Mayor Eric Adams vetoes NYPD transparency legislation, setting stage for Council showdown
Mayor Eric Adams vetoed the ‘How Many Stops Act” at a City Hall press conference on Friday.
Credit: Ed Reed/Mayoral Photography Office.
Mayor Eric Adams on Friday vetoed City Council legislation that aims to increase NYPD transparency as to its dealings with the public.
The veto now sets up a showdown between the mayor and the council. Speaker Adrienne Adams said in a statement following the mayor’s announcement that “we are prepared to override this veto,” as the council passed the legislation with enough votes to overrule the mayor.
Hizzoner vetoed two bills — dubbed the “How Many Stops Act” — that the council believes would curtail police misconduct by making cops document lower-level interactions with the public, which they currently are not required to do. The mayor charges that the legislation, which passed the council late last year, would significantly hinder cops’ ability to do their jobs due to the extra paperwork he claims would pile on their desks from having to document significantly more interactions with the public.
The mayor was surrounded by law enforcement brass and community advocates while announcing the vetoes at a City Hall news conference on Friday morning. In his remarks, Adams urged council members to “understand” that his veto is not a political move, but an attempt to halt legislation he believes would leave the city less safe.
“We have to move forward and utilize our manpower and resources to protect the people of the city, not to do more paperwork,” Adams said. “And I’m vetoing this bill today because of that, and I’m hoping that the City Council will understand the place that we are coming from. We’re not coming from an argumentative place. We’re not coming from being disagreeable. We’re coming from a place of public safety. This bill is going to get in the way of that and that will change how we police in the city for decades to come.”
Adams’ main qualm with the bill is its requirement for officers to document the demographics of people they interact with— even when they make stops to ask basic information, in what are known as “Level 1” stops. Currently cops are only mandated to report on “Level 3” stops — otherwise known as “stop, question and frisk.”
Level 1 stops are where officers can ask individuals for information, like their identification or where they are going, as long as the cops have an “objective credible reason.” The legislation would also require cops to record “Level 2” stops, which involve asking “more pointed questions” based upon “founded suspicion that criminal activity is afoot” — which is part of the bill that Adams does not have an issue with.

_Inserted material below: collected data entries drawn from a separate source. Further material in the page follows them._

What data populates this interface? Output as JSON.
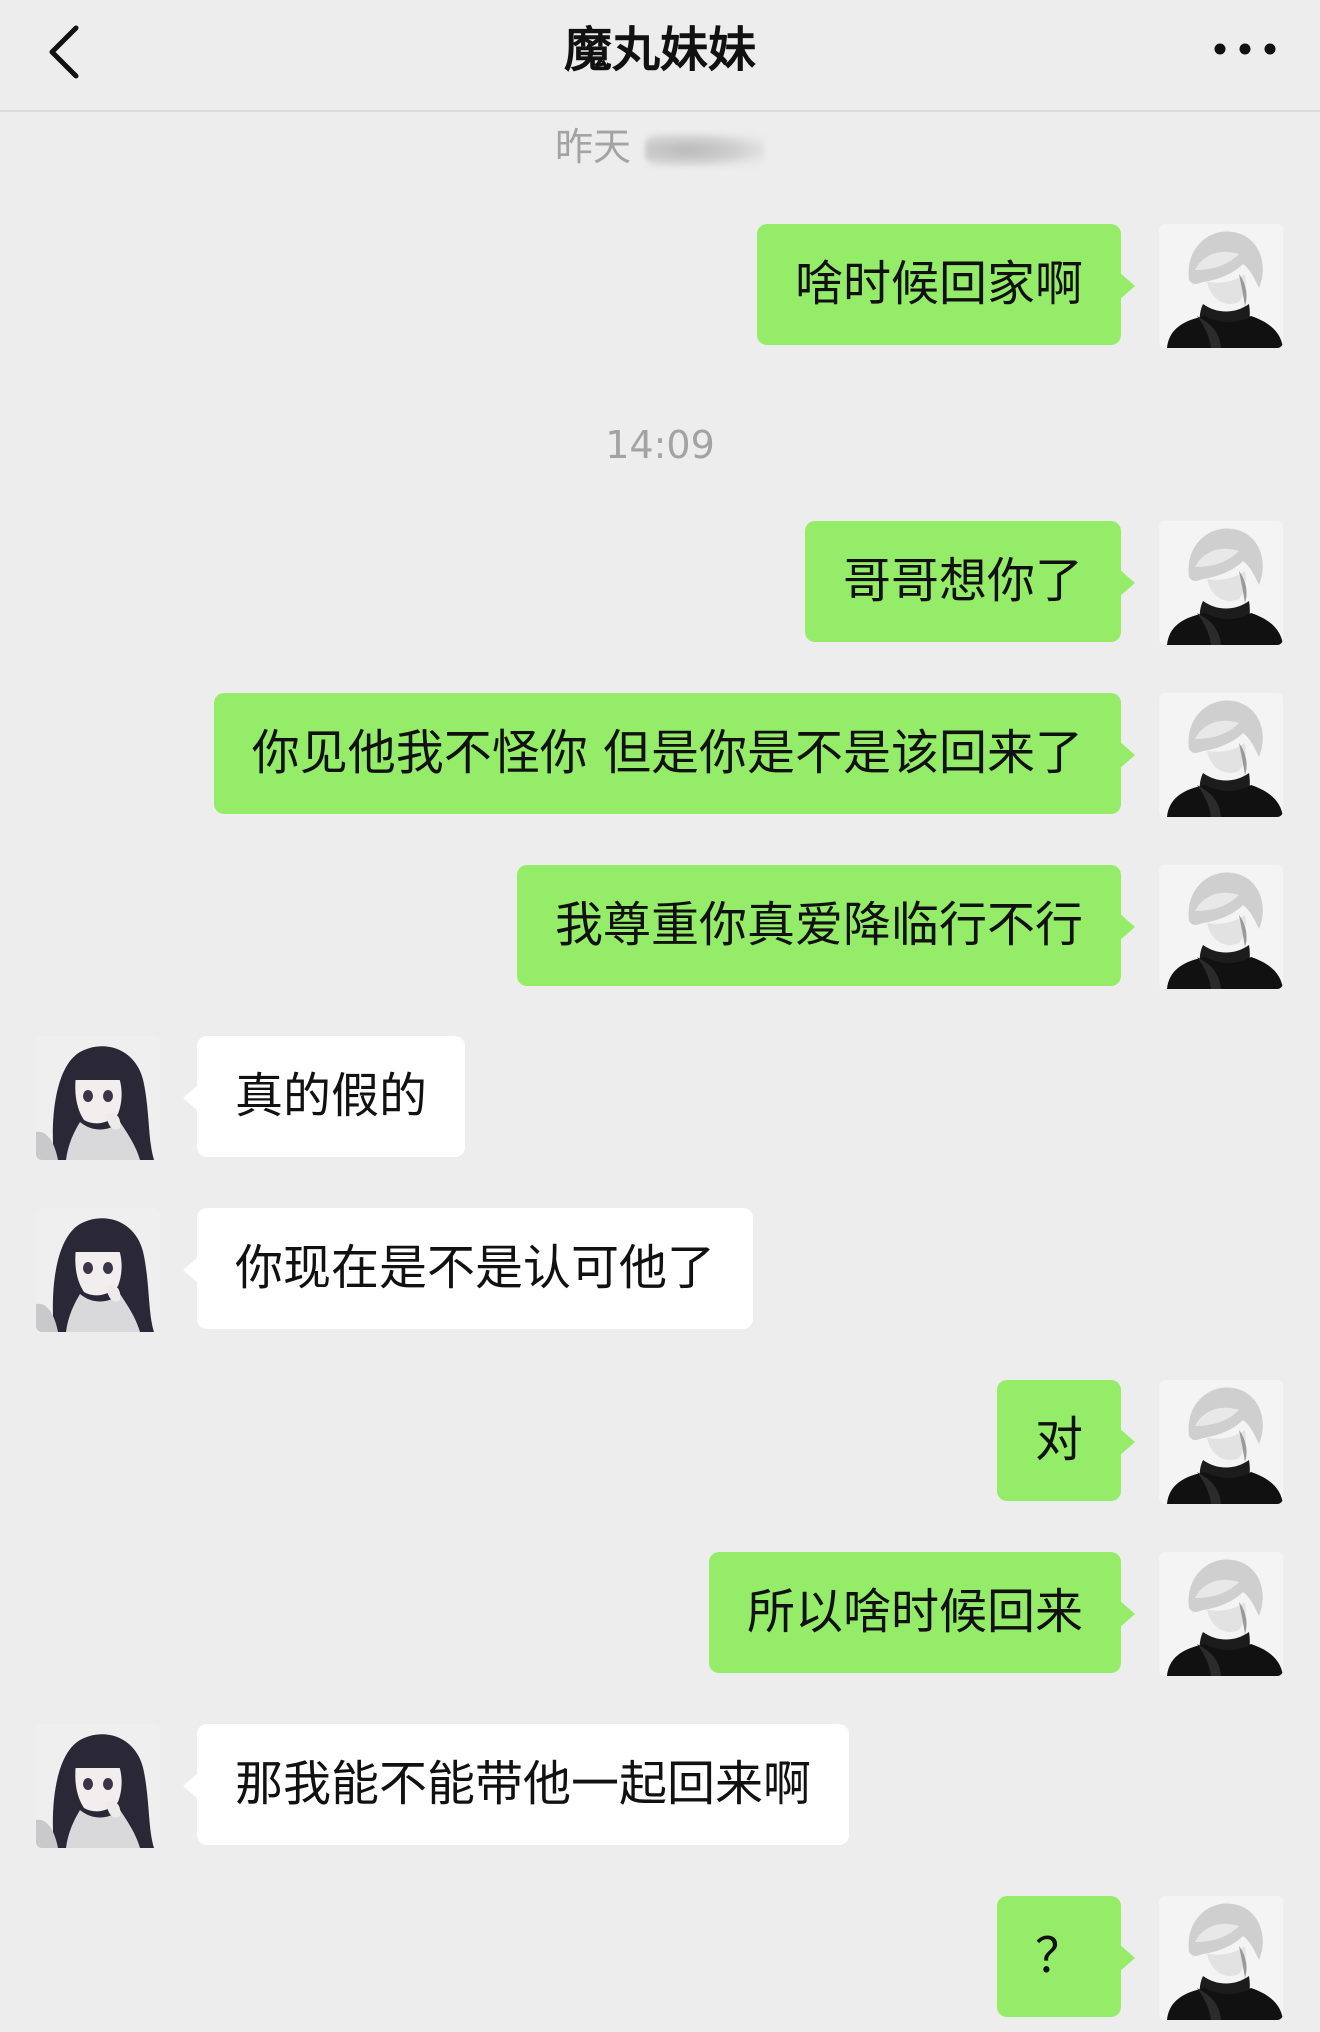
{
  "header": {
    "title": "魔丸妹妹",
    "back_icon": "chevron-left-icon",
    "more_icon": "more-dots-icon"
  },
  "timestamps": {
    "first": "昨天",
    "second": "14:09"
  },
  "messages": [
    {
      "side": "me",
      "text": "啥时候回家啊"
    },
    {
      "side": "me",
      "text": "哥哥想你了"
    },
    {
      "side": "me",
      "text": "你见他我不怪你 但是你是不是该回来了"
    },
    {
      "side": "me",
      "text": "我尊重你真爱降临行不行"
    },
    {
      "side": "her",
      "text": "真的假的"
    },
    {
      "side": "her",
      "text": "你现在是不是认可他了"
    },
    {
      "side": "me",
      "text": "对"
    },
    {
      "side": "me",
      "text": "所以啥时候回来"
    },
    {
      "side": "her",
      "text": "那我能不能带他一起回来啊"
    },
    {
      "side": "me",
      "text": "？"
    }
  ],
  "colors": {
    "background": "#ededed",
    "my_bubble": "#95ec69",
    "her_bubble": "#ffffff",
    "timestamp_text": "#a3a3a3"
  }
}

Adams said reporting on the Level 1 stops would require officers in many instances to guess the demographics of who they are speaking to, while taking them away from conducting investigations.
“Each stop I have to guess their gender, guess their race and other items. And then I have to state why I stopped this person to ask them that question,” he said. “The volume of doing that with every person is what the problem is.”
But the bill’s proponents, including its prime sponsor Public Advocate Jumaane Williams, argue that Level 1 interactions only cover stops connected to police investigations and not any mundane encounter. The bill specifically says that investigative encounters do not include “casual conversations” between cops and civilians.
Additionally, they contend the encounters would not require any paperwork, but rather checking boxes on a smartphone app.
In a statement following Adams’ veto, Williams accused the mayor of spreading “misinformation” about the bill and going further than his pro-policing predecessors Rudy Giuliani and Michael Bloomberg in his opposition to it.
“With this veto, the mayor is threatening New Yorkers’ safety to advance his own ideological and personal political agenda,” Williams said. “Either he is vetoing the bill without reading it, or he has been deliberately deceiving people to scare New Yorkers and justify his dangerous choice. I’m angered by his selfishness.”
Williams specifically called out the mayor’s public campaign against the bill over the past few weeks, which has included his office releasing an animated video illustrating his arguments against the measure.
“This is a basic reporting bill, rooted in what the NYPD is already required to do, and yet the mayor has engaged in the most flagrant misinformation campaign I have seen from any administration in my time in office, misleading both the public and the police,” the public advocate said.
Speaker Adams and newly-appointed Public Safety Committee Chair Yusef Salaam also took the mayor to task, saying he has chosen to “incite fear” and through a “propaganda campaign,” which is “wasting government resources and creating division.”
However, not everyone was against the mayor’s veto.
Council Member Robert Holden, a conservative Democrat representing parts of Queens, applauded Adams in a Friday statement, saying his veto was “absolutely necessary” to maintain public safety.
“It’s unbelievable that such legislation, which clearly undermines our law enforcement and endangers New Yorkers, would even be considered,” Holden said. “The public’s safety is non-negotiable. The public has no advocate in Jumaane Williams.”